If there’s no existing city policy, staff are to ask the state for guidelines allowing “for more robust parameters on eligible expenses from free cash” to help residents, small businesses and nonprofits directly, the amended order says. Mallon’s amendment and the order passed unanimously.

Financial implications

Though the council order’s might have the effect of bypassing city solicitor Nancy Glowa’s interpretation of the law, Glowa had already given councillors an opinion Monday that the free cash spending they described wasn’t allowed; and City Manager Louis A. DePasquale and other city staff explained why it was a bad idea.

Councillor Quinton Zondervan had also suggested that city aid could be given to restaurants and small businesses in compensation for closing entirely for two weeks, so the city could quarantine and help suppress a wave of coronavirus infections.

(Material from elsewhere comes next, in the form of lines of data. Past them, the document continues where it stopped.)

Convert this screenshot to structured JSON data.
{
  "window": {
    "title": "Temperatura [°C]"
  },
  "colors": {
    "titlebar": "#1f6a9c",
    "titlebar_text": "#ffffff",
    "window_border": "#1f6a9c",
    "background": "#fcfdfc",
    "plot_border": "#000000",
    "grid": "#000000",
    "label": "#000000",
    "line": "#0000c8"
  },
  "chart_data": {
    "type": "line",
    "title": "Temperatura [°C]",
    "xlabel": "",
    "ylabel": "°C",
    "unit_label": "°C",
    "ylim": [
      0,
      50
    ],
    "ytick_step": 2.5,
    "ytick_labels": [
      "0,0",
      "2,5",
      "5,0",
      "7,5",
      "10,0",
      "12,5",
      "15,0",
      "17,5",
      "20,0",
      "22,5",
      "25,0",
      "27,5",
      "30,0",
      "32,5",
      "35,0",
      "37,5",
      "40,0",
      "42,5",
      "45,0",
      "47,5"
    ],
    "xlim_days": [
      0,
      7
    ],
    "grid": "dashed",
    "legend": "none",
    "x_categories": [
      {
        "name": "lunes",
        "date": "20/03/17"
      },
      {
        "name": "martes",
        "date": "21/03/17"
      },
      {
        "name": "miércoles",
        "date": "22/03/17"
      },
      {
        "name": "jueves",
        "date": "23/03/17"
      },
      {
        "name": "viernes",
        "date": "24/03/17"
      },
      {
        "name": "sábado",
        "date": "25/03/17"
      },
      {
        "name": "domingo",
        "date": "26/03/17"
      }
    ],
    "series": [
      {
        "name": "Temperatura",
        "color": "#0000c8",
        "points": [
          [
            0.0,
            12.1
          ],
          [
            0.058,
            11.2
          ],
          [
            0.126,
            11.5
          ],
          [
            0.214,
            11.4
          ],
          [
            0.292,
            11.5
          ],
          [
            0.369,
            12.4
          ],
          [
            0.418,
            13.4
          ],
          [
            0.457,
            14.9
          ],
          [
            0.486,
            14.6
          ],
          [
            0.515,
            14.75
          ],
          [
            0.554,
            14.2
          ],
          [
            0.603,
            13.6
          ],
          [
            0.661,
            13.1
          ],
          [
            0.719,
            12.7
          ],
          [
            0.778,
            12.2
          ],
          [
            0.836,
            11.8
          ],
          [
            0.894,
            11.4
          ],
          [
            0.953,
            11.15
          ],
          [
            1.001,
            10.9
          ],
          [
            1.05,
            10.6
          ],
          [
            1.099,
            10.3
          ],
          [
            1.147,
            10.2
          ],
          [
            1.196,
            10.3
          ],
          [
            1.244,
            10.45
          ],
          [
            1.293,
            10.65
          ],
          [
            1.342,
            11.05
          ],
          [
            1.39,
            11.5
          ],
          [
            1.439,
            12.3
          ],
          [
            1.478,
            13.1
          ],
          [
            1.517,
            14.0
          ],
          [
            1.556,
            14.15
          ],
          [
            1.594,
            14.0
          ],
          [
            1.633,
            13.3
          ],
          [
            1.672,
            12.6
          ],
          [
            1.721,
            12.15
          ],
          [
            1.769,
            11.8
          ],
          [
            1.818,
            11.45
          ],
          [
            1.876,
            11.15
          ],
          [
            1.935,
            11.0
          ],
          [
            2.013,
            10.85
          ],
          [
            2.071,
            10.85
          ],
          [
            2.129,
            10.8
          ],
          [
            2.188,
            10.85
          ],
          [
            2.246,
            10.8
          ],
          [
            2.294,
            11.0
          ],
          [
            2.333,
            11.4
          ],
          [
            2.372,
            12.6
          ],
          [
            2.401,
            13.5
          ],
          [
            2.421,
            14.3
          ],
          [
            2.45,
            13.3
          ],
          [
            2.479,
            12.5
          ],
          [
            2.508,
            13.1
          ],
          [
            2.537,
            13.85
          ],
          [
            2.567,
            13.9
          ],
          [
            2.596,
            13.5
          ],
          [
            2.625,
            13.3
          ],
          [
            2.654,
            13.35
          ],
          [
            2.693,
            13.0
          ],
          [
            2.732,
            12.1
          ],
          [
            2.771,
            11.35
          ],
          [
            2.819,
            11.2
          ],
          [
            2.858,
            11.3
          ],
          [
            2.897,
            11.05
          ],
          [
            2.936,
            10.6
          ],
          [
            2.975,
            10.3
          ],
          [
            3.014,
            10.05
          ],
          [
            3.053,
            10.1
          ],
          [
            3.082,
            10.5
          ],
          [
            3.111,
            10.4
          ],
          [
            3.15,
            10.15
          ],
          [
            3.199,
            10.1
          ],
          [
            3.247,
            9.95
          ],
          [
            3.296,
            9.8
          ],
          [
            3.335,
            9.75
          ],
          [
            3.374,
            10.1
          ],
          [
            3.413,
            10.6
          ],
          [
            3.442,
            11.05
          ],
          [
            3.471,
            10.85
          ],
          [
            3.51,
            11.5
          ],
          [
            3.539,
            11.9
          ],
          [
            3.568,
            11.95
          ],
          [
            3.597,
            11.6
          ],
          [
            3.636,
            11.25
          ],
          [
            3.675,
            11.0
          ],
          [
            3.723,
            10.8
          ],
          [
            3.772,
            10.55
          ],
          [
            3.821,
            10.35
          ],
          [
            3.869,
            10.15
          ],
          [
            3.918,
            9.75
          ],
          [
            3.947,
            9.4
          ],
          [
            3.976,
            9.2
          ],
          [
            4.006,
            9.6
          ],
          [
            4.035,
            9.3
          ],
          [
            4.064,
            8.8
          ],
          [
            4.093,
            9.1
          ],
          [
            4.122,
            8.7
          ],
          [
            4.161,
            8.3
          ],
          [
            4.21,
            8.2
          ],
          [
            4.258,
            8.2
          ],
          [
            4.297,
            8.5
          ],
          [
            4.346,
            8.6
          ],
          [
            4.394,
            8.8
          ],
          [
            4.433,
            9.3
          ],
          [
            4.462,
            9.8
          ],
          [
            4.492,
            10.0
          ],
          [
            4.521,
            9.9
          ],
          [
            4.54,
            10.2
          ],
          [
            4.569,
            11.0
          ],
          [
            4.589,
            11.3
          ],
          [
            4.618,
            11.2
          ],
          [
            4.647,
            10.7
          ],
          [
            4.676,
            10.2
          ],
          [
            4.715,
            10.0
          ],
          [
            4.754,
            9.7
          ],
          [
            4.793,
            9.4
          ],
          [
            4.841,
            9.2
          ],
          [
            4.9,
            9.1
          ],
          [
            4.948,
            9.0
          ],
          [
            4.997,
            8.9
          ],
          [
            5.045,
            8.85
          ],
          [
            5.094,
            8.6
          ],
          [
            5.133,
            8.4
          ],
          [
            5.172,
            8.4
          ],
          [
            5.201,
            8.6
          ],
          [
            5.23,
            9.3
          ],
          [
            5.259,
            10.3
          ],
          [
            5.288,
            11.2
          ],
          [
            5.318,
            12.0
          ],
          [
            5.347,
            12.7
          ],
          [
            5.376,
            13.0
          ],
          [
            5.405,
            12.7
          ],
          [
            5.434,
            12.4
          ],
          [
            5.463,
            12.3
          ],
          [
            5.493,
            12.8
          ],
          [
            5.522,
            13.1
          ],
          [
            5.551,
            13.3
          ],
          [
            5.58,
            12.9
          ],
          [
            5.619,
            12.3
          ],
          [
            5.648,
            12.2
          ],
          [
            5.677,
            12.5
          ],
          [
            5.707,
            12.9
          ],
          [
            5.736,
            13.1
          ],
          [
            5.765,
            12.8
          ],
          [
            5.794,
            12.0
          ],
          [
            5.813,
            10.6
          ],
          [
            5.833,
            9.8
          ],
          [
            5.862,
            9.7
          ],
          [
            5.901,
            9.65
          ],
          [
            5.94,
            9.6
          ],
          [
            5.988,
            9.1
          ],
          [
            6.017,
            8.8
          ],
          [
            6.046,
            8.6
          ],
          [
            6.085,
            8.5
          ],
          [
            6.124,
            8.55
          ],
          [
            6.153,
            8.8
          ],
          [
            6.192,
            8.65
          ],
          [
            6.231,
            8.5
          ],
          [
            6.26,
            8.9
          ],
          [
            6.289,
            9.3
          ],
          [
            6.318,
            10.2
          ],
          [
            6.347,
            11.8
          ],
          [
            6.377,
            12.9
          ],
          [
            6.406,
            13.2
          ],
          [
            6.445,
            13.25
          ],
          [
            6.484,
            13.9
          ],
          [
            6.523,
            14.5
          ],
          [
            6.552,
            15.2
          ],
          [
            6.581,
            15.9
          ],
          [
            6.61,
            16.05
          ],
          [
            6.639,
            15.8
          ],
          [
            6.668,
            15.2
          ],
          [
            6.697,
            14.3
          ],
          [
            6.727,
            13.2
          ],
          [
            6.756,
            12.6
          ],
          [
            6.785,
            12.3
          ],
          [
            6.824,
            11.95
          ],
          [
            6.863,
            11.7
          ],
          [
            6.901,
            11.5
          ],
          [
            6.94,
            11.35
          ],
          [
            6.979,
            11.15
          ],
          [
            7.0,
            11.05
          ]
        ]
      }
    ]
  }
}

“The city is in no position to let our businesses or our restaurants or anyone think we can solve this even if there is a legal [possibility],” DePasquale said, noting that two weeks could turn into three or more, and some closed businesses might never reopen. “It’s not just about aid.”

The city has distributed $13.3 million in aid and spent more than $60 million from free cash this year, mostly to address coronavirus issues, which was “having financial implications,” he said. “Shame on me if I haven’t expressed enough to the council that we are not in the financial position we have been in,” given the millions of dollars lost in areas such as the parking fund and the sewer fund – those two alone amounting to some $13 million in potential losses.

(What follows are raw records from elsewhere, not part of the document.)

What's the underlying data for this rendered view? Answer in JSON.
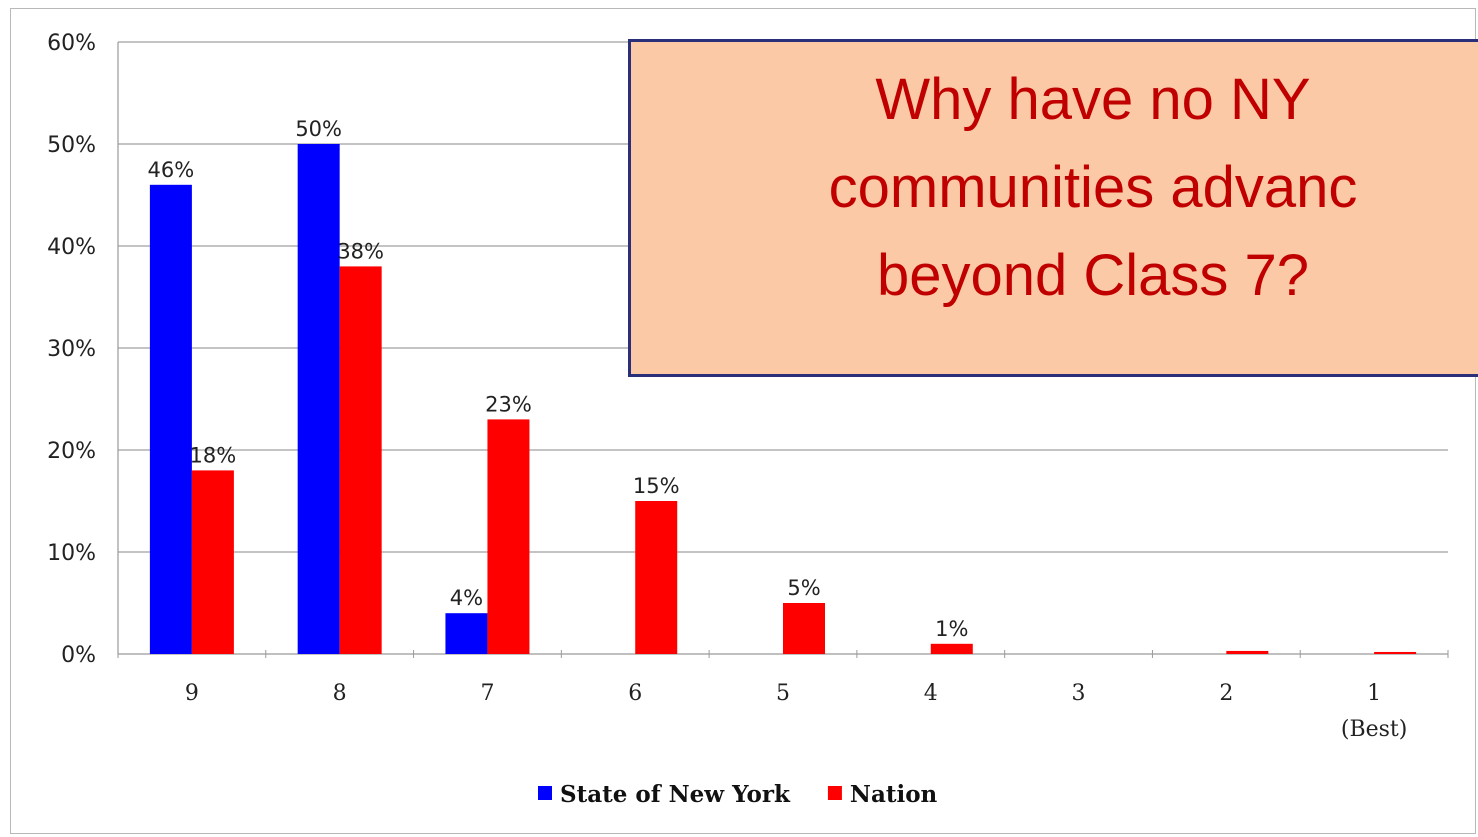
{
  "chart_data": {
    "type": "bar",
    "categories": [
      "9",
      "8",
      "7",
      "6",
      "5",
      "4",
      "3",
      "2",
      "1"
    ],
    "category_sublabels": [
      "",
      "",
      "",
      "",
      "",
      "",
      "",
      "",
      "(Best)"
    ],
    "series": [
      {
        "name": "State of New York",
        "color": "#0000ff",
        "values": [
          46,
          50,
          4,
          0,
          0,
          0,
          0,
          0,
          0
        ]
      },
      {
        "name": "Nation",
        "color": "#ff0000",
        "values": [
          18,
          38,
          23,
          15,
          5,
          1,
          0,
          0.3,
          0.2
        ]
      }
    ],
    "data_labels": [
      [
        "46%",
        "50%",
        "4%",
        "",
        "",
        "",
        "",
        "",
        ""
      ],
      [
        "18%",
        "38%",
        "23%",
        "15%",
        "5%",
        "1%",
        "",
        "",
        ""
      ]
    ],
    "yticks": [
      "0%",
      "10%",
      "20%",
      "30%",
      "40%",
      "50%",
      "60%"
    ],
    "ylim": [
      0,
      60
    ],
    "grid": true,
    "legend_position": "bottom-center"
  },
  "callout": {
    "lines": [
      "Why have no NY",
      "communities advanc",
      "beyond Class 7?"
    ],
    "background": "#fbc9a5",
    "border": "#2a2f7a",
    "text_color": "#c00000"
  }
}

Motel and hotel room taxes are down as well, since room occupancy rates remain as low as 10 percent, and the meals tax is down by half, said David Kale, assistant city manager for fiscal affairs. He warned of large “question marks” around the effects on taxes, including property taxes.

“We have to recognize that there are going to be real financial implications here,” DePasquale said. “We are looking at major reductions.”

Called out?

One surprising moment in the conversation resulted from councillor Jivan Sobrinho-Wheeler’s prodding over constraints cited by city staff over its spending, such as in Glowa’s remark that city government has “tried to be as creative as we can within the legal constraints that we have … because of the anti-aid amendment and other restrictions.”

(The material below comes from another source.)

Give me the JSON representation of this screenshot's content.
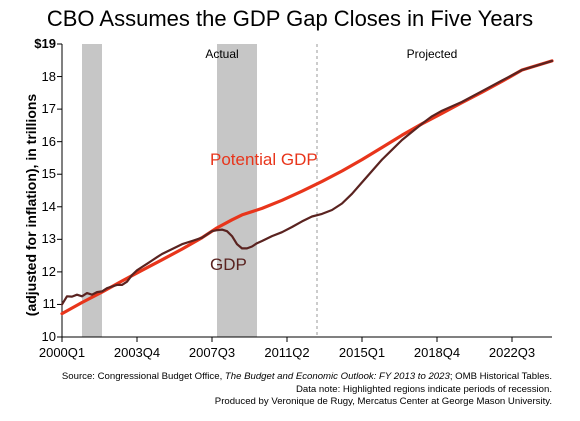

Following Carlone saying that Cambridge’s taxes were at 68 percent of its Proposition 2½ capability, as opposed to cities such as Somerville and Boston that tax at around 99 percent of their capability, Sobrinho-Wheeler argued that the revenue constraints being cited by city staff were self-imposed. In some cases when staff says the city cannot help, “it’s because we’re choosing not to raise the revenue,” Sobrinho-Wheeler said, referring to “a choice we want to make as a city and as a council.”

DePasquale had a strong response.

“That is a not a true statement. We cannot just give out property tax money based on non-state guidelines whether we raise it or not,” DePasquale said, calling the city’s low-tax approach a strategy arrived at with the City Council at least 20 years ago and not questioned until the current term. He also felt it was the wrong time to be talking about raising anyone’s taxes, especially among the city’s elderly; though the terms of taxation weren’t discussed, economists have made clear that wealthier U.S. residents have not suffered from the pandemic – and Cambridge has plenty of very wealthy residents.

But what was surprising was the even stronger response of councillor E. Denise Simmons, who called Sobrinho-Wheeler’s comments “woefully unfair.”

“I don’t appreciate hearing it, as someone who sat on the council 20 years ago and remembered how the taxpayers were screaming at the council about the tax rate, and this council then bent over backward to say we will work toward giving you some relief,” Simmons said. “I’m not going to be called out by name by someone who just got here five minutes ago.”

Sobrinho-Wheeler had not referred to anyone by name, and pointed that out.

“I’m also not casting any aspersions,” Sobrinho-Wheeler said. “It’s just a fact: We say there are revenue constraints, but we can be raising more revenue.”